В одиннадцать часов утра бледный юноша-бог надел на Майкла ошейник с цепью, вывел его из изолятора и передал смуглому юноше-богу, который даже и не поздоровался с Майклом. Тащившийся на цепи, как пленник, Майкл по дороге встретил трех других пленников, которых вели в том же направлении. Он никогда еще не видел медведей — тяжеловесных, неуклюжих громадин, а потому ощетинился и зарычал что было мочи; голос крови помог ему узнать в них (так корова узнает врага в первом же встретившемся ей волке) исконных врагов древней собачьей стаи. Но он уже довольно объездил свет, довольно видел, да и вообще был слишком благоразумен, чтобы напасть на них. Вместо этого он, осторожно ступая, шел на цепи за своим властелином, и только ноздри его напряженно втягивали незнакомый запах чудовищ.

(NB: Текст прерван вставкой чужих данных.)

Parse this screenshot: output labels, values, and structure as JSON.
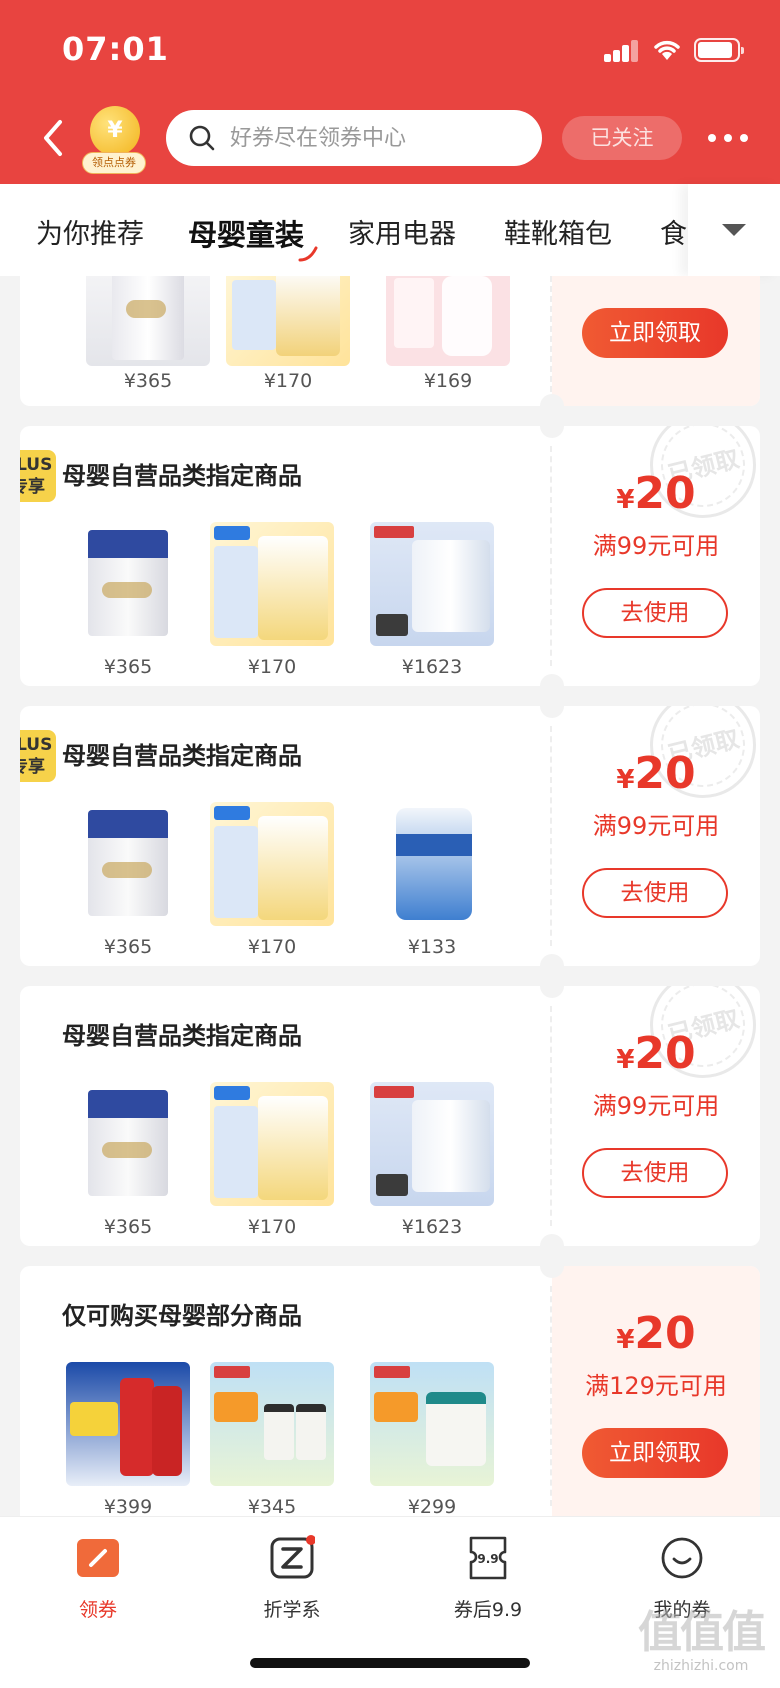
{
  "status_bar": {
    "time": "07:01"
  },
  "header": {
    "coin_symbol": "¥",
    "coin_label": "领点点券",
    "search_placeholder": "好券尽在领券中心",
    "follow_label": "已关注"
  },
  "tabs": [
    {
      "label": "为你推荐"
    },
    {
      "label": "母婴童装",
      "active": true
    },
    {
      "label": "家用电器"
    },
    {
      "label": "鞋靴箱包"
    },
    {
      "label": "食"
    }
  ],
  "coupons": [
    {
      "title": "",
      "plus": false,
      "products": [
        {
          "price": "¥365"
        },
        {
          "price": "¥170"
        },
        {
          "price": "¥169"
        }
      ],
      "currency": "",
      "amount": "",
      "condition": "",
      "button": "立即领取",
      "claimed": false,
      "stamp_text": ""
    },
    {
      "title": "母婴自营品类指定商品",
      "plus": true,
      "plus_line1": "PLUS",
      "plus_line2": "专享",
      "products": [
        {
          "price": "¥365"
        },
        {
          "price": "¥170"
        },
        {
          "price": "¥1623"
        }
      ],
      "currency": "¥",
      "amount": "20",
      "condition": "满99元可用",
      "button": "去使用",
      "claimed": true,
      "stamp_text": "已领取"
    },
    {
      "title": "母婴自营品类指定商品",
      "plus": true,
      "plus_line1": "PLUS",
      "plus_line2": "专享",
      "products": [
        {
          "price": "¥365"
        },
        {
          "price": "¥170"
        },
        {
          "price": "¥133"
        }
      ],
      "currency": "¥",
      "amount": "20",
      "condition": "满99元可用",
      "button": "去使用",
      "claimed": true,
      "stamp_text": "已领取"
    },
    {
      "title": "母婴自营品类指定商品",
      "plus": false,
      "products": [
        {
          "price": "¥365"
        },
        {
          "price": "¥170"
        },
        {
          "price": "¥1623"
        }
      ],
      "currency": "¥",
      "amount": "20",
      "condition": "满99元可用",
      "button": "去使用",
      "claimed": true,
      "stamp_text": "已领取"
    },
    {
      "title": "仅可购买母婴部分商品",
      "plus": false,
      "products": [
        {
          "price": "¥399"
        },
        {
          "price": "¥345"
        },
        {
          "price": "¥299"
        }
      ],
      "currency": "¥",
      "amount": "20",
      "condition": "满129元可用",
      "button": "立即领取",
      "claimed": false,
      "stamp_text": ""
    }
  ],
  "bottom_nav": [
    {
      "label": "领券",
      "icon": "coupon-icon",
      "active": true
    },
    {
      "label": "折学系",
      "icon": "z-icon",
      "badge_dot": true
    },
    {
      "label": "券后9.9",
      "icon": "ticket-99-icon",
      "icon_text": "9.9"
    },
    {
      "label": "我的券",
      "icon": "smile-icon"
    }
  ],
  "watermark": {
    "big": "值值值",
    "small": "zhizhizhi.com"
  },
  "colors": {
    "brand_red": "#e84440",
    "price_red": "#e8382a",
    "plus_yellow": "#f6d24a"
  }
}
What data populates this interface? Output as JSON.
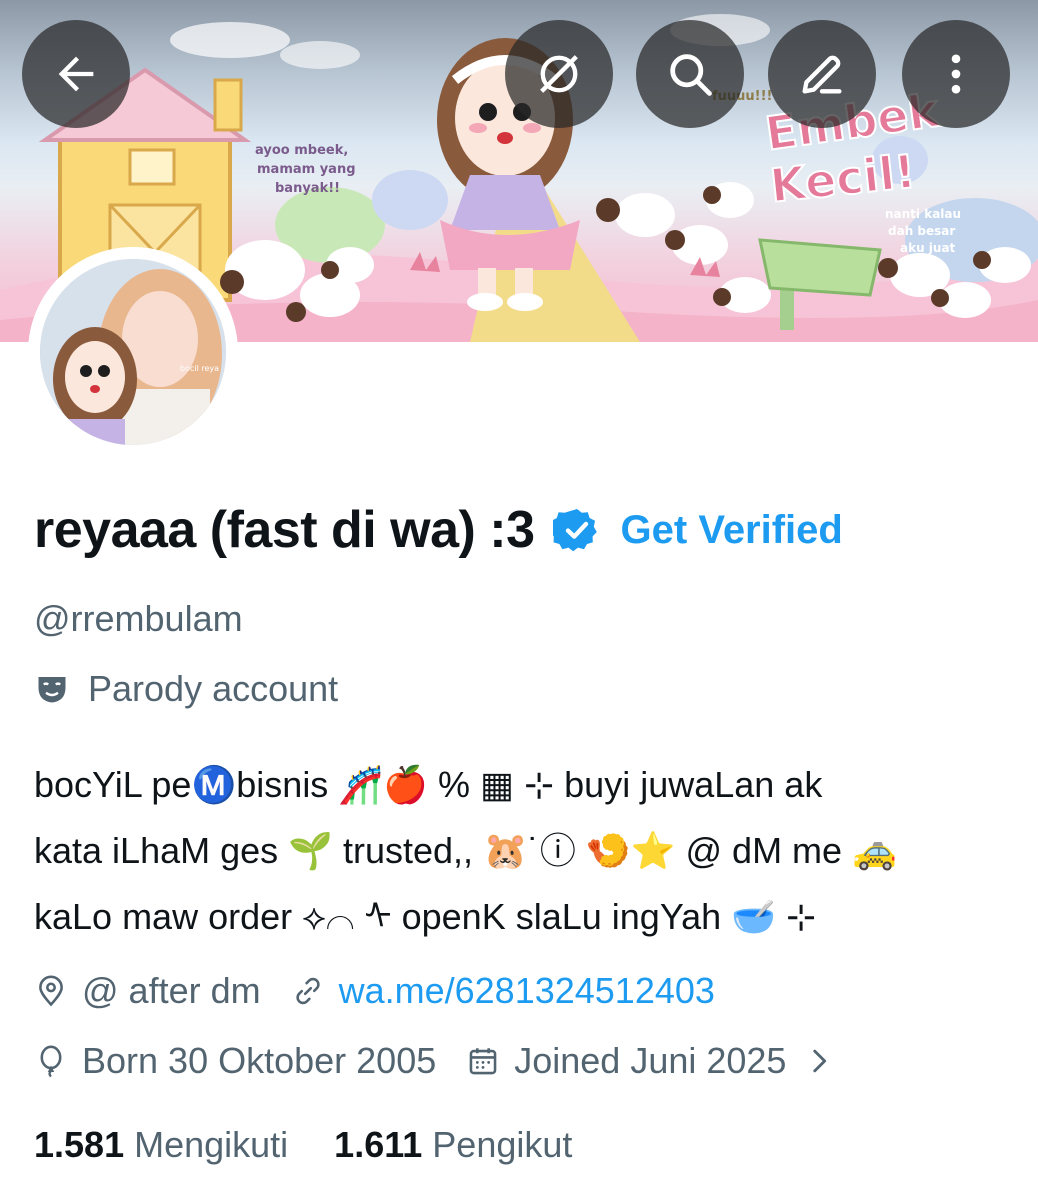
{
  "banner": {
    "stickers": {
      "bubble_left": [
        "ayoo mbeek,",
        "mamam yang",
        "banyak!!"
      ],
      "title": [
        "Embek",
        "Kecil!"
      ],
      "note_right": [
        "nanti kalau",
        "dah besar",
        "aku juat"
      ],
      "shout": "fuuuu!!!"
    },
    "avatar_sticker": "bocil\nreya"
  },
  "header": {
    "back_icon": "arrow-left-icon",
    "translate_icon": "mute-ring-icon",
    "search_icon": "search-icon",
    "edit_icon": "pencil-icon",
    "more_icon": "more-vertical-icon"
  },
  "profile": {
    "display_name": "reyaaa (fast di wa) :3",
    "get_verified": "Get Verified",
    "handle": "@rrembulam",
    "parody_label": "Parody account",
    "bio_lines": [
      "bocYiL peⓂ️bisnis 🎢🍎 % ▦ ⊹ buyi juwaLan ak",
      "kata iLhaM ges 🌱 trusted,, 🐹˙ⓘ 🍤⭐ @ dM me 🚕",
      "kaLo maw order ⟡⌒ ᠰ openK slaLu ingYah 🥣 ⊹"
    ],
    "location": "@ after dm",
    "website": "wa.me/6281324512403",
    "born": "Born 30 Oktober 2005",
    "joined": "Joined Juni 2025"
  },
  "stats": {
    "following_count": "1.581",
    "following_label": "Mengikuti",
    "followers_count": "1.611",
    "followers_label": "Pengikut"
  },
  "colors": {
    "accent": "#1d9bf0",
    "secondary_text": "#536471",
    "primary_text": "#0f1419"
  }
}
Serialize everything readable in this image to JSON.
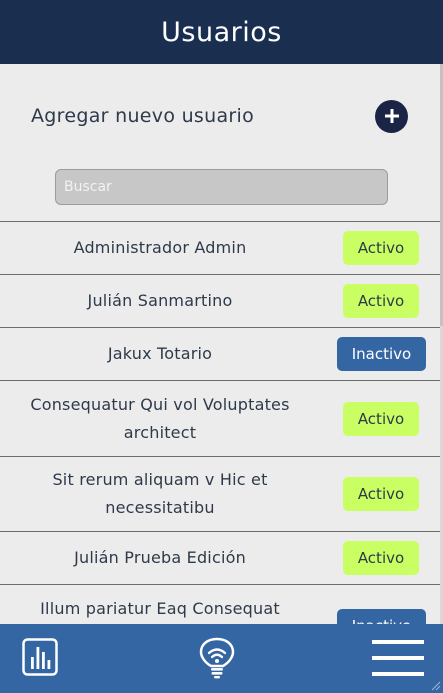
{
  "header": {
    "title": "Usuarios"
  },
  "add_user": {
    "label": "Agregar nuevo usuario"
  },
  "search": {
    "placeholder": "Buscar",
    "value": ""
  },
  "users": [
    {
      "name": "Administrador Admin",
      "status": "Activo"
    },
    {
      "name": "Julián Sanmartino",
      "status": "Activo"
    },
    {
      "name": "Jakux Totario",
      "status": "Inactivo"
    },
    {
      "name": "Consequatur Qui vol Voluptates architect",
      "status": "Activo"
    },
    {
      "name": "Sit rerum aliquam v Hic et necessitatibu",
      "status": "Activo"
    },
    {
      "name": "Julián Prueba Edición",
      "status": "Activo"
    },
    {
      "name": "Illum pariatur Eaq Consequat",
      "status": "Inactivo"
    }
  ],
  "footer": {
    "icons": [
      "bar-chart-icon",
      "lightbulb-icon",
      "hamburger-menu-icon"
    ]
  },
  "colors": {
    "header_bg": "#1a2e4f",
    "footer_bg": "#3566a4",
    "active_badge": "#c9ff63",
    "inactive_badge": "#3566a4",
    "add_button": "#1a2546"
  }
}
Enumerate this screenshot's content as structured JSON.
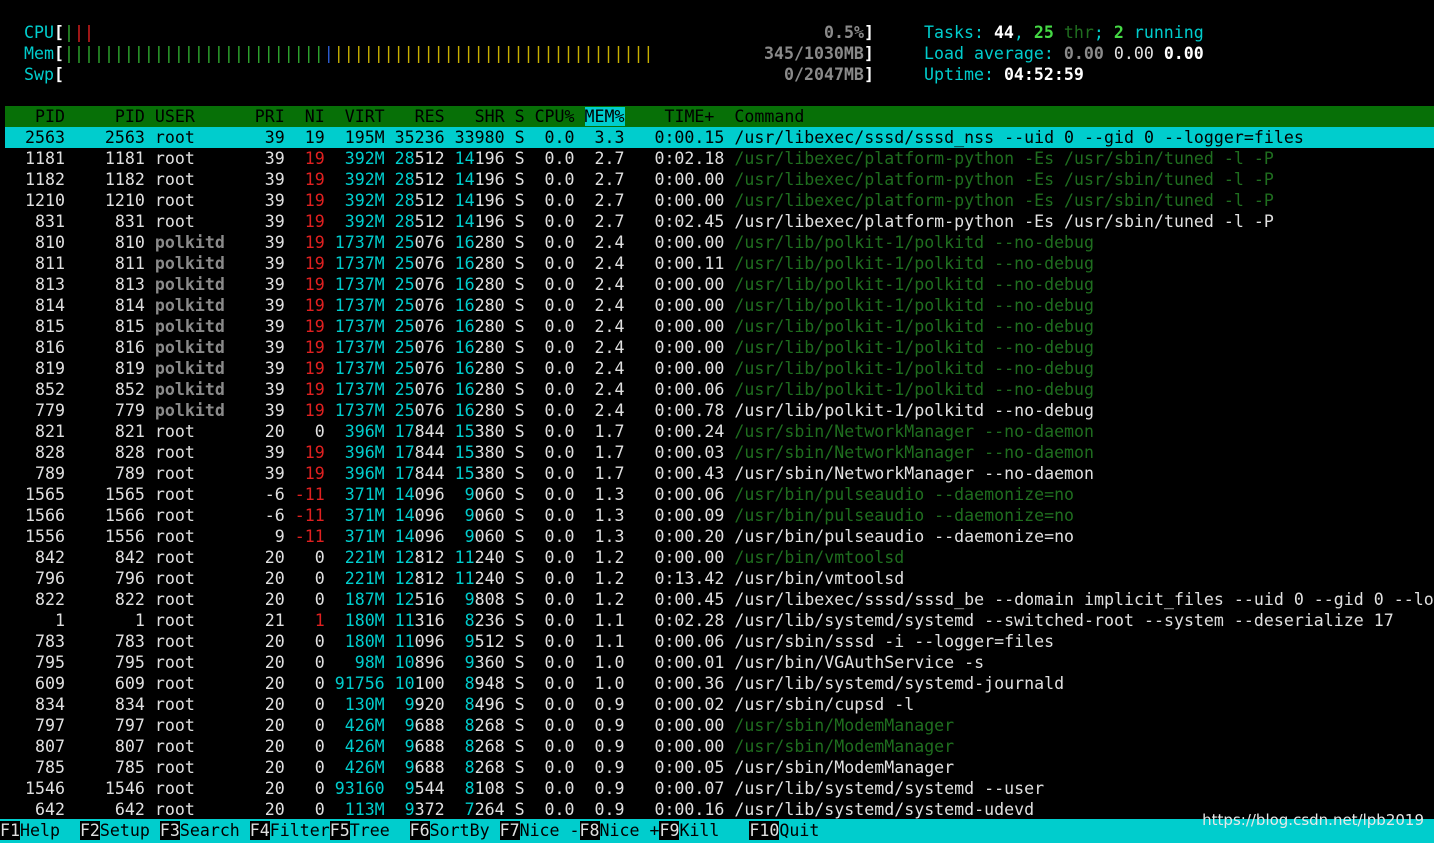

А между тем все новые и новые запахи дразнили его обоняние. Хоть он и не мог видеть сквозь стены, но чуял, а позднее научился и различать запах львов, леопардов, мартышек, павианов, тюленей и морских львов. Все это ошеломило бы заурядную собаку, но Майкл только весь как-то подобрался и насторожился. Ему казалось, что он в джунглях, населенных неведомыми страшными зверями.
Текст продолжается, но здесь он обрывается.